The Biden administration plays the long game with China in the Middle East; prospects for a GCC gas grid; Hydrogen race is on in the Gulf.

A man walks past a power station on the outskirts of Beijing, April 7, 2005.
A man walks past a power station on the outskirts of Beijing, April 7, 2005. — FREDERIC J. BROWN/AFP via Getty Images

China bid for Saudi nuclear plant signals new competition, trend 

China is all in with its bid to build a Saudi nuclear power plant, the Wall Street Journal reports, increasing pressure on the Biden administration to loosen its own terms for nuclear cooperation with the kingdom. 

Saudi Arabia wants an expansive civil nuclear relationship with the United States as one of its "asks" for considering normalizing its relationship with Israel.
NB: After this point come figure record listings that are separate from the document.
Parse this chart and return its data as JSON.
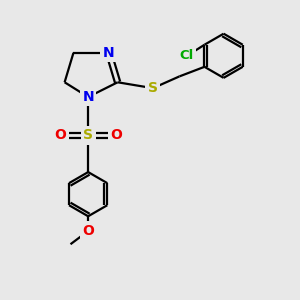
{
  "background_color": "#e8e8e8",
  "bond_color": "#000000",
  "N_color": "#0000ee",
  "S_color": "#aaaa00",
  "O_color": "#ee0000",
  "Cl_color": "#00aa00",
  "line_width": 1.6,
  "figsize": [
    3.0,
    3.0
  ],
  "dpi": 100,
  "xlim": [
    0,
    10
  ],
  "ylim": [
    0,
    10
  ]
}
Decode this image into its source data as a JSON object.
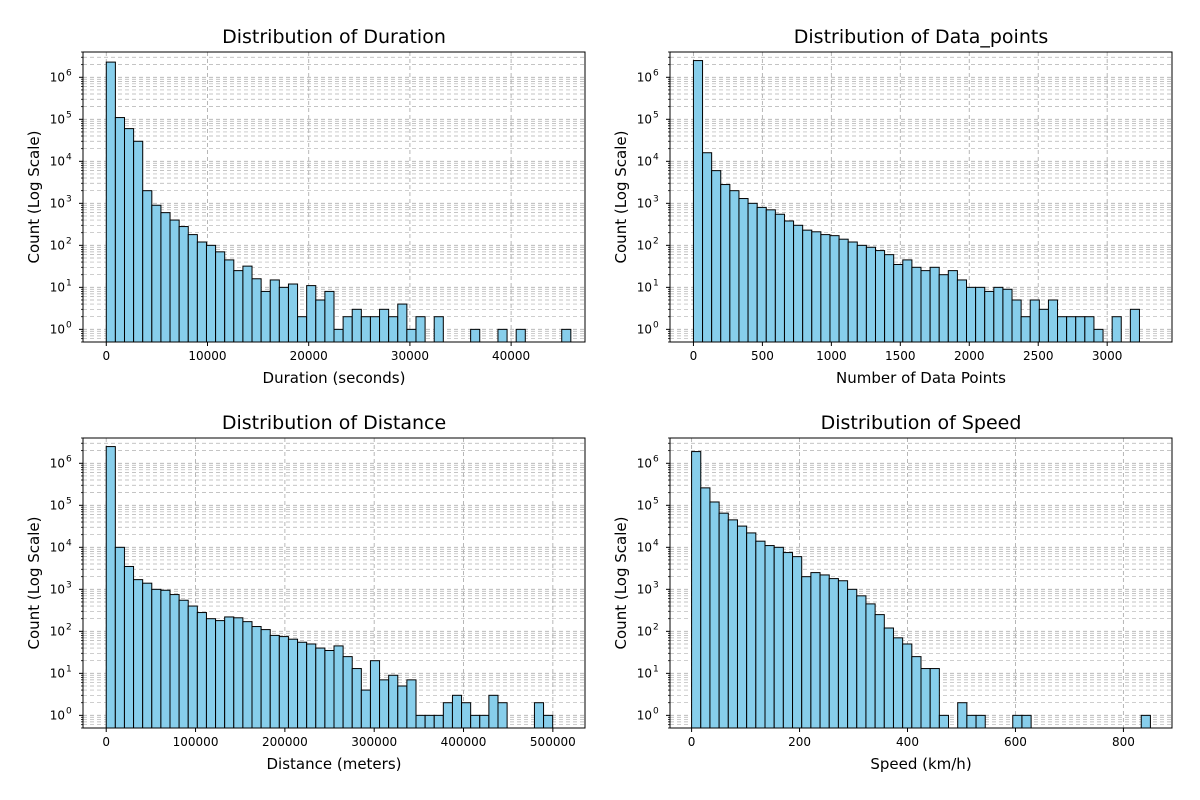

The kingdom also seeks an iron clad security agreement with Washington, and access to even more advanced weapons. 

The United States is right to be in the civil nuclear competition in the kingdom, even without the prospect of Israel-Saudi normalization. For Saudi Arabia, nuclear power is central to its ambitious, post-carbon Vision 2030 expansion. That’s hardly a unique take in the region. Nuclear power will be in greater, not lesser, demand in the years and decades ahead, and not just in the Middle East.